Bom, eu não vou me intrometer nos negócios deles.
"Estamos indo embora", ordenou ele, sem deixar espaço para discussão. Tricia o seguiu em silêncio, sabendo que era melhor não dizer nada. Virou-se para o Sr. Williams e franziu a testa. Sir Williams se encaixava melhor na descrição de uma criança com medo do escuro.
Quer dizer, o todo-poderoso Sr.
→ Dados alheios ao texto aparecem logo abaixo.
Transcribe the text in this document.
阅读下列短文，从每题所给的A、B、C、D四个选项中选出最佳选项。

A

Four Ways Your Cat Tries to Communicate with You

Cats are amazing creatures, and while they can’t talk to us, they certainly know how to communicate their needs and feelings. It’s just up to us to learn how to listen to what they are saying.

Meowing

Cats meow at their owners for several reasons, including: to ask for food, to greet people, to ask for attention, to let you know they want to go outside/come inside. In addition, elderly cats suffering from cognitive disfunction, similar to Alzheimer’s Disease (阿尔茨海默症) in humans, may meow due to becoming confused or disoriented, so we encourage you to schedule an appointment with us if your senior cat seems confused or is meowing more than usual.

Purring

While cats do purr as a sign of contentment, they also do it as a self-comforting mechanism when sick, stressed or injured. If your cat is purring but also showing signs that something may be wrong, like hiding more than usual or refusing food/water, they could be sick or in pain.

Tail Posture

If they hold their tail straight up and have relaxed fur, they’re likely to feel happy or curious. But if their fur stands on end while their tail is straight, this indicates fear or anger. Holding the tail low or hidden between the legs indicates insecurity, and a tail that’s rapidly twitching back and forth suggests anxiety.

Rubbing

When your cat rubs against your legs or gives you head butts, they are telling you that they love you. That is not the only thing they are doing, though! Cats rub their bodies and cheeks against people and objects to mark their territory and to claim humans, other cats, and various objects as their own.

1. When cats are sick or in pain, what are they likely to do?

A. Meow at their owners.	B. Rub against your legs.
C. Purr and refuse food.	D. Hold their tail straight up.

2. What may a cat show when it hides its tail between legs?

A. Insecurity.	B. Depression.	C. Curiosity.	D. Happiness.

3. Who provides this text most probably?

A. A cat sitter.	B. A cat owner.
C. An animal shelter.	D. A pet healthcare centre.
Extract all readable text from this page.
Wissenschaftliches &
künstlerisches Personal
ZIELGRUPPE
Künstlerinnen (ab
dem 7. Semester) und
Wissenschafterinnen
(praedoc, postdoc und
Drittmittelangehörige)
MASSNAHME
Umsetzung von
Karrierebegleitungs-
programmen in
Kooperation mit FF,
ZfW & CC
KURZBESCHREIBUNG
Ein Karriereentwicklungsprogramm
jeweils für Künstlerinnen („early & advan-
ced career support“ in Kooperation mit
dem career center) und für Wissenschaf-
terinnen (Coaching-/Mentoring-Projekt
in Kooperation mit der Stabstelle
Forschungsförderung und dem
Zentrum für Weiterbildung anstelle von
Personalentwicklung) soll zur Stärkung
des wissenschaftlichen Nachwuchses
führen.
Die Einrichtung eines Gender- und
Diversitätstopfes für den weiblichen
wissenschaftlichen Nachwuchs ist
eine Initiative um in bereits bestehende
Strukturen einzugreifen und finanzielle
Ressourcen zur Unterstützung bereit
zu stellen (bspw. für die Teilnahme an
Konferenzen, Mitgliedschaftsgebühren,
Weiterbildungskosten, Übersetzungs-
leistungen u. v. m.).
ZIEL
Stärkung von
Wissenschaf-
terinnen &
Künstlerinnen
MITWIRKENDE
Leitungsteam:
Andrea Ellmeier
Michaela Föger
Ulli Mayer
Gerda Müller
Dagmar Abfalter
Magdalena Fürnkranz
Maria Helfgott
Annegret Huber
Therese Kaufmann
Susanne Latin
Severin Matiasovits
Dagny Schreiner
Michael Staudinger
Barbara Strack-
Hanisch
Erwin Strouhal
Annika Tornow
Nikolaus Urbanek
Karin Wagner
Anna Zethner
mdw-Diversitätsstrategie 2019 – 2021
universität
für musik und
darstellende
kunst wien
Williams está tremendo de medo, uau, essa é uma cena para se lembrar. O mesmo velho homem que sempre foi tão forte, confiante e rigoroso está com medo.
O que será que vai acontecer com ele?
O que aquele homem fez com ele?
Por que ele está com tanto medo?
Bem, isso não é da minha conta, prefiro não me envolver.
"Ava, espere", chamou o Sr. Williams quando tentei passar por ele. Ai, meu Deus, o que será que aconteceu de novo?
"Sim, senhor", respondi docilmente, após inspirar profundamente uma grande quantidade de ar em seus pulmões, o que, caso ele precisasse, ele disse.
"Ava, você deveria ir para casa", ele murmurou baixinho.
Soltei um suspiro de espanto quando suas palavras fizeram sentido na minha mente. Fiquei paralisado, encarando o homem quase careca, atônito. O que eu poderia ter feito de errado dessa vez? Revirei minha mente em busca de algo que tivesse acontecido hoje, mas não encontrei nada de errado. Não derramei bebidas, não ofendi nenhum cliente e nada fora do comum aconteceu, exceto...
Eu fiquei boquiaberta, aquele homem.
Mas eu não fiz nada de errado ao cuidar deles.
"Me desculpe se fiz algo para te ofender, por favor, me perdoe", imploro, com lágrimas embaçando minha visão. Eu realmente não posso perder este emprego. Ele me ajuda a suprir minhas necessidades diárias na escola.
"Eu faço turno duplo, chego cedo e saio tarde, faça o que for preciso, por favor", falo sem parar, apenas para cessar e encarar meu chefe que ri.
O que diabos está acontecendo hoje? Primeiro, o homem misterioso; segundo, meu chefe assustado; e agora ele está rindo. Digo, rindo mesmo.
Preciso conversar com o Anjo responsável pelo dia de hoje para entender qual canal mudou na nossa vida atual. Talvez devesse ser outro, já que ouvir o Sr. Williams rindo não era algo que eu esperava tão cedo.
"Bobinha, Ava, você não está demitida, eu só te dei o dia de folga para você descansar. Você tem olheiras de tanto trabalhar, pode voltar ao trabalho amanhã", ele deu uns tapinhas nas minhas costas antes de sair.
Dizer que fiquei estupefato seria um eufemismo.
"Vá para casa, querida", ele chama de trás da porta em tom paternal. Eu aceno com a cabeça, mesmo que ele não possa me ver, enquanto contenho as lágrimas. Faz muito tempo que não ouço esse tom.
O Sr. Williams é um bom homem, um pai carinhoso e amoroso para sua filha, mesmo após a morte de sua esposa, ele nunca deixou de se importar com ela. Apesar de ser grosseiro com todos os outros.
Fico feliz que ele tenha me dado o dia de folga, me sinto especial.
Eu queria ter tido a relação de pai e filha que meu pai tinha, eu ansiava por isso. Quero meu pai carinhoso de volta, não esse monstro em que ele se transformou, mas sei que isso não vai acontecer tão cedo.
Troquei de roupa rapidamente antes que o Sr. Williams voltasse e mudasse de ideia, e fui direto para casa. Estou exausto, preciso descansar bastante.